Adverse impacts of climate change are being aggravated by black carbon deposits coming from industries, vehicles, and cooking practices thereby accelerating the melting of glaciers in the Himalayas, the Hindu Kush, and the Karakorum (HKHK) ranges spread across six nations including five in South Asia, says a new World Bank report.

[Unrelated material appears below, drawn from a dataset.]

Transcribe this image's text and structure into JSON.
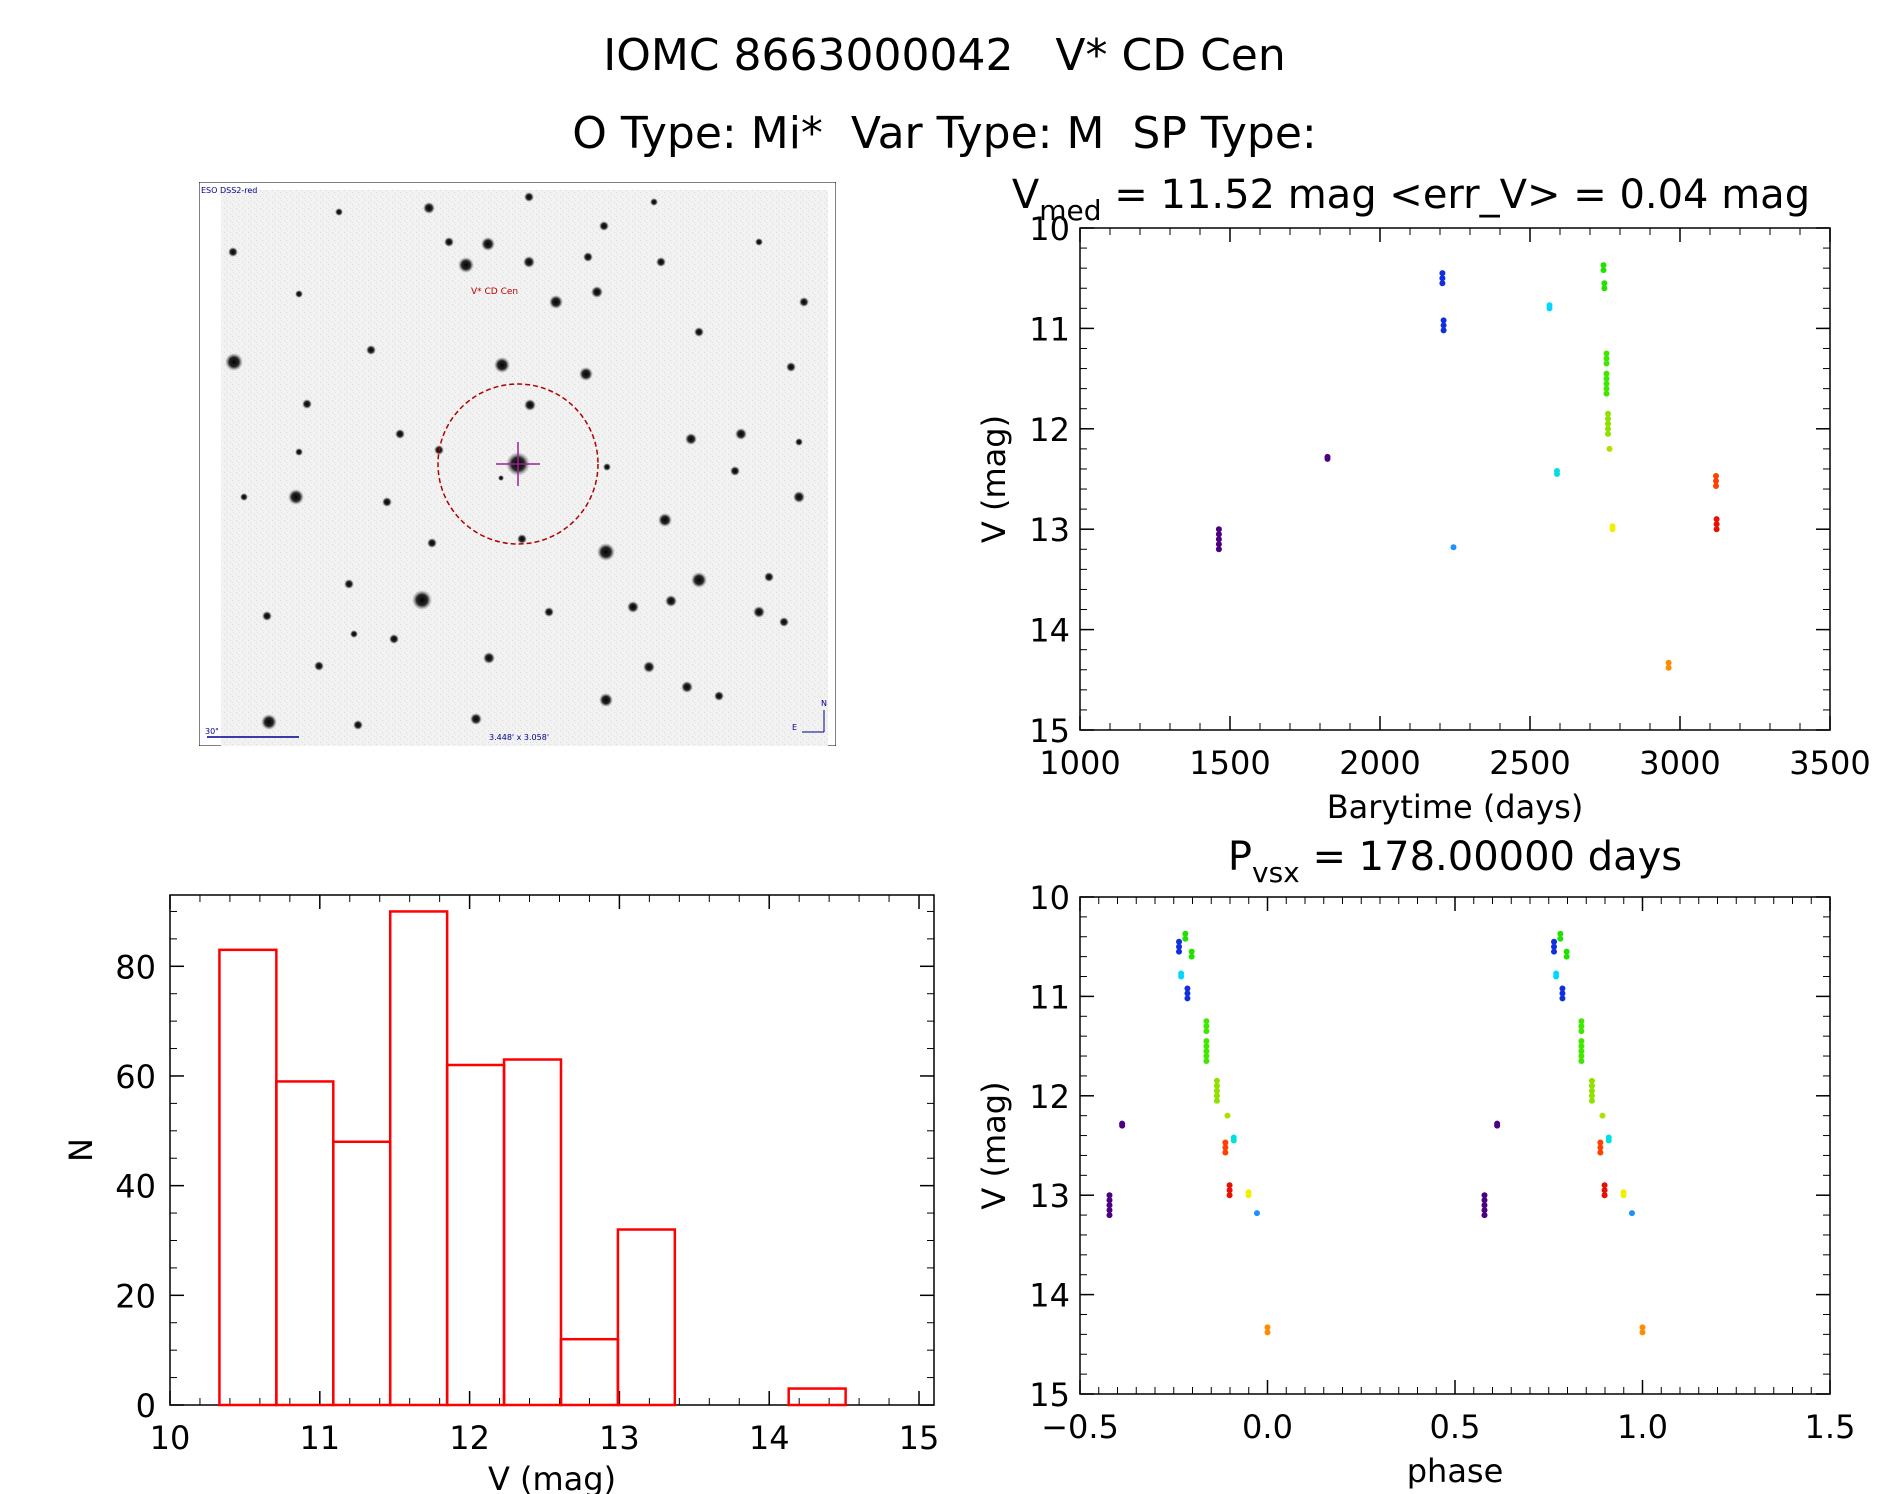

The HKHK region spans 2,400 km across six nations—Afghanistan, Bhutan, China, India, Nepal, and Pakistan.
The findings have come as a fresh warning for Nepal and other countries of the HKHK mountain ranges, where impacts of climate change are becoming more visible in recent years, The Kathmandu Post reported.
The report, Glaciers of the Himalayas: Climate Change, Black Carbon and Regional Resilience, states that along with rising temperatures and changing rainfall patterns, black carbon deposits —air-borne particles generated by incomplete combustion from brick kilns, diesel exhaust, and the burning of biomass — are speeding up snowmelt in these ranges.
“Rising temperature has already been contributing to faster melting of glaciers in the mountain. Even various studies have shown the global temperature rise will be much higher in the Himalayan region,” said Arun Prakash Bhatta, an undersecretary with the Nepalese ministry of Forest and environment.
“Besides, black carbon, which absorbs radiation and converts to heat, as shown by the study, adds another challenge for us.”
The impacts of global warming and climate change already witnessed on the region’s mountains are further multiplied by black carbon emissions, which is the second most significant anthropogenic agent of climate change.
Studies have shown that black carbon can have a greenhouse effect two-thirds that of carbon dioxide (CO2), and greater than methane. Black carbon or soot is a short-lived pollutant and the second-largest contributor to warming the planet.
Black carbon is an essential contributor to warming because it effectively absorbs light and heats its surroundings. As per estimates, black carbon has a warming impact on climate that is several hundred times stronger than CO2 and can increase glacial melt by decreasing surface reflectance of radiation and increasing air temperature.
Likewise, circulating black carbon raises air temperatures before it is deposited, ultimately playing a part in fast-melting snow cover in the mountains.